4. I should first offer a word of explanation for what some may view as Dead Vole’s deadest vole. In the last few years I have mentioned channel theory to John McCreery (and to some of the other folks here as well) more than a few times, promising that I would present at least some of the theory. Unfortunately, its quite a bit of work to do, both to write and to read. Indeed, I’ve only presented the preliminaries; there is a more elegant formulation known as local logics and logic infomorphisms. and it is most interesting in its potential applications, which of course can only be got at once the concepts are gotten hold of. Of course, neither is it a panacea, nor is it the most appropriate choice of framework for specific modeling applications; Its purpose is to delineate the conditions necessary for information flow (of a certain kind), and as information can be quite heterogeneous in presentation and multimodal in format, channel theory is quite general in its set up. Unlike, for example, a logic which may build up its propositions (types) out of an array of components (e.g. all the machinery of first order logic), channel theory does not presume any particular internal structuring of either its types or its tokens, although these can be externally imposed. It does not even assume closure under negation.

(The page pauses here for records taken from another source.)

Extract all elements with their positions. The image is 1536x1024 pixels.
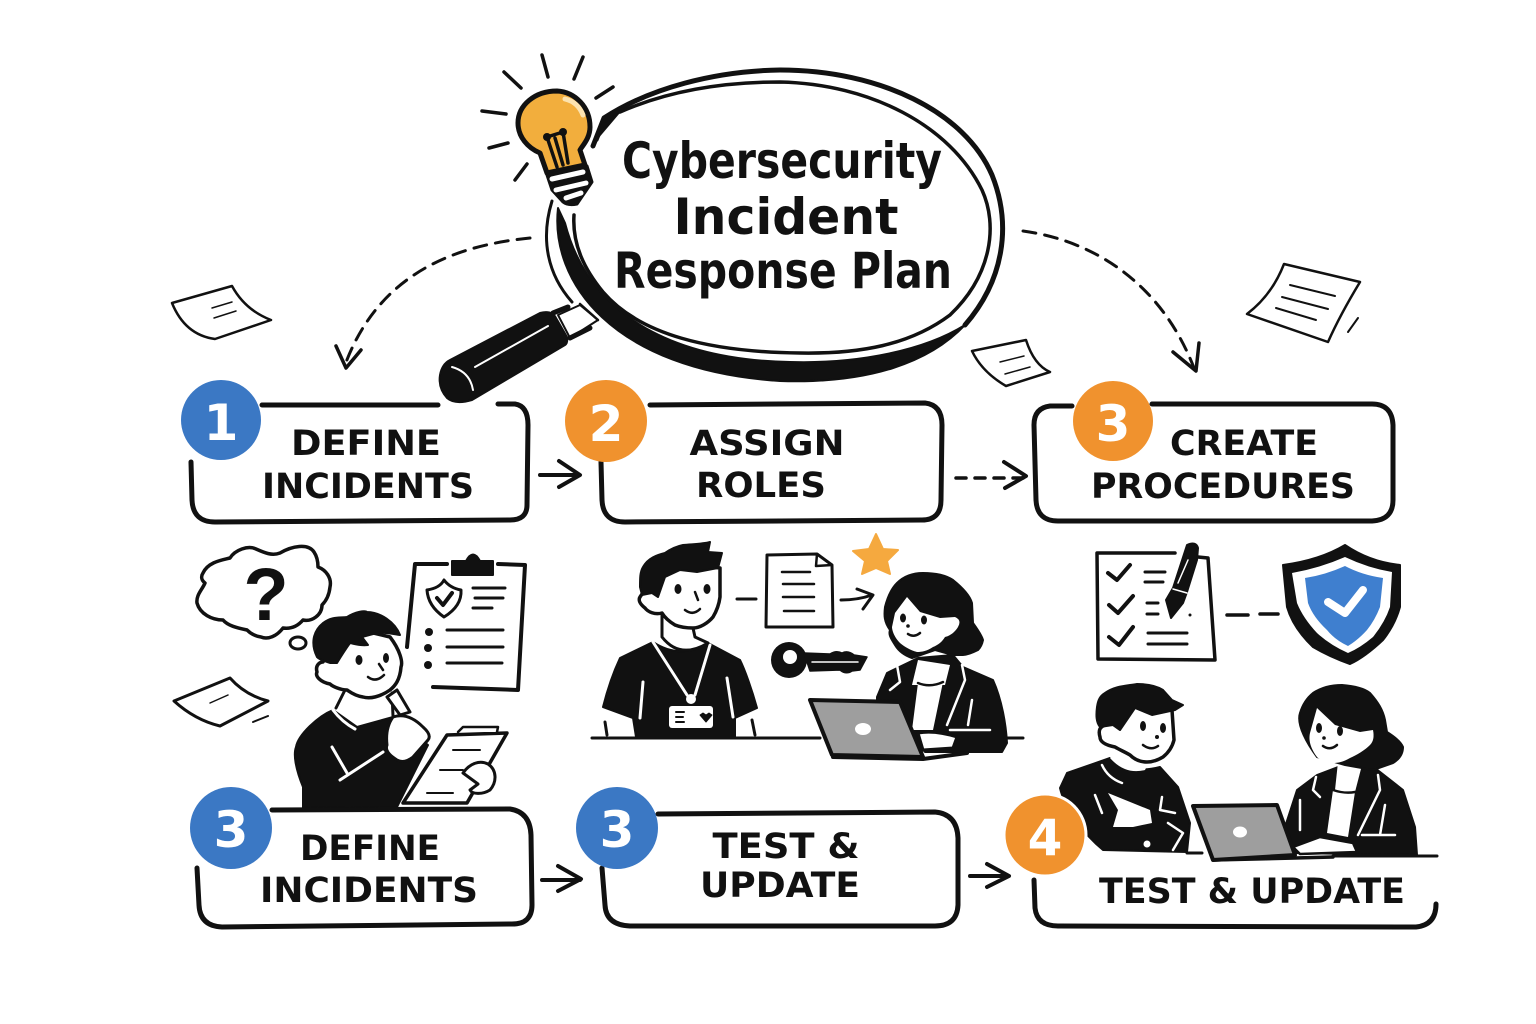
icon: paper top left (172, 286, 271, 339)
person left (1060, 684, 1190, 852)
hand (386, 716, 429, 761)
arrow: 1 to 2 (540, 461, 580, 487)
laptop (810, 700, 923, 757)
icon: light bulb (482, 55, 613, 205)
panel: step 3 create procedures: PROCEDURES (1091, 467, 1355, 507)
panel: step 2 assign roles (565, 380, 942, 522)
icon: paper left (174, 678, 268, 726)
badge 4 (1004, 794, 1086, 876)
panel: test and update (576, 787, 958, 926)
label: CREATE (1170, 424, 1318, 464)
title: Incident (674, 188, 898, 246)
label: ASSIGN (690, 424, 844, 464)
person with badge (603, 542, 757, 737)
icon: shield (1283, 545, 1400, 664)
panel: step 3 define incidents (blue) (190, 787, 532, 927)
handheld clipboard (403, 733, 507, 803)
panel: step 2 assign roles: ROLES (696, 466, 826, 506)
icon: clipboard checklist (407, 554, 525, 690)
icon: magnifier handle (440, 304, 598, 402)
badge 3: 3 (1096, 395, 1130, 453)
icon: thought bubble: ? (243, 553, 289, 636)
magnifying glass with title (440, 70, 1003, 402)
panel: test and update step 4 (1004, 794, 1436, 927)
panel: test and update: UPDATE (700, 866, 860, 906)
badge 1 (181, 380, 261, 460)
badge 1: 1 (204, 394, 238, 452)
label: TEST & UPDATE (1099, 872, 1405, 912)
illustration: assign roles (592, 534, 1023, 759)
icon: star (853, 534, 898, 574)
panel: step 3 create procedures (1034, 381, 1393, 521)
person (295, 611, 507, 808)
icon: document (766, 554, 833, 627)
arrow: title to step 3 (1023, 231, 1199, 371)
badge: 3 (600, 801, 634, 859)
panel: step 3 define incidents (blue): INCIDENTS (260, 871, 478, 911)
laptop (1193, 805, 1333, 860)
label: TEST & (712, 827, 860, 867)
badge 4: 4 (1028, 809, 1062, 867)
person right (1285, 685, 1417, 855)
title (614, 132, 952, 300)
icon: checklist with pen (1097, 544, 1215, 660)
badge (190, 787, 272, 869)
icon: thought bubble (197, 546, 330, 649)
pencil (387, 690, 410, 715)
badge 3 (1073, 381, 1153, 461)
badge: 3 (214, 801, 248, 859)
icon: paper top right (1247, 264, 1360, 342)
panel: step 1 define incidents (181, 380, 528, 522)
illustration: thinking person with clipboard (197, 546, 525, 808)
person with laptop (810, 573, 1007, 759)
label: DEFINE (291, 424, 441, 464)
arrow: document to person (841, 589, 873, 609)
id badge (686, 694, 696, 704)
title: Response Plan (614, 242, 952, 300)
label: DEFINE (300, 829, 440, 869)
badge (576, 787, 658, 869)
arrow: title to step 1 (336, 238, 530, 368)
arrow: to step 4 (970, 864, 1009, 887)
icon: paper middle (972, 340, 1050, 386)
title: Cybersecurity (622, 132, 942, 190)
arrow: to test and update (542, 866, 581, 891)
badge 2 (565, 380, 647, 462)
badge 2: 2 (589, 395, 623, 453)
magnifier lens (546, 70, 1003, 381)
arrow: 2 to 3 (956, 462, 1026, 488)
panel: step 1 define incidents: INCIDENTS (262, 467, 474, 507)
icon: key (771, 642, 867, 678)
illustration: checklist and shield (1060, 544, 1437, 860)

I think that Carl hits it on the head. A classification is a kind of informational domain constituted by a relation of satisfaction between tokens and types. But channel theory is most concerned with a certain kind of linkage /between/ these informational domains. Information flow occurs /between/ classifications. It could be a classification of people by their sexual inclinations and a classification of politicians by their qualities as political representatives. We might have a theory that a person who cannot be faithful to his wife (or who is careless enough to get caught in so public a way) will not be faithful to his constituents (or too careless to do it right). Of course, the theory is only supposed to hold when it is the same individual in question. That identity is the posited linkage between individuals in each classification. If it were a channel, then the core of this channel might be some (native, or scientific) theory of behavior.

What I would really like to do is present a few examples of how it is supposed to work. One common application in the literature is an application of channel theory to the ‘alignment’ of concepts or ontologies. A well-cited example in the (small-ish) literature on the theory is the construction of a theory bridging French and American ontological classifications of bodies of running water. The idea is basically that you might want to have a guide to translating between two ontologies, e.g. if x is a riviere then it is either a river or a stream. If it is a stream, it is a rivere, but if it is a river, then it is either a riviere or a fleuve. If it is a fleuve then it is a river. This in itself is not at all radical, but channel theory hopes to give a grounded information theoretical basis for exactly how one conceptual scheme can translate or carry information about the other. It is not enough that the types be linked in some way. This is more acutely seen when the issue one confronts is how to bridge two ontologies, without a sufficient basis for comparison (at the level of tokens). You might think that it can be done at the level of types via structural comparisons of some sort, but it doesn’t work out that well, at all.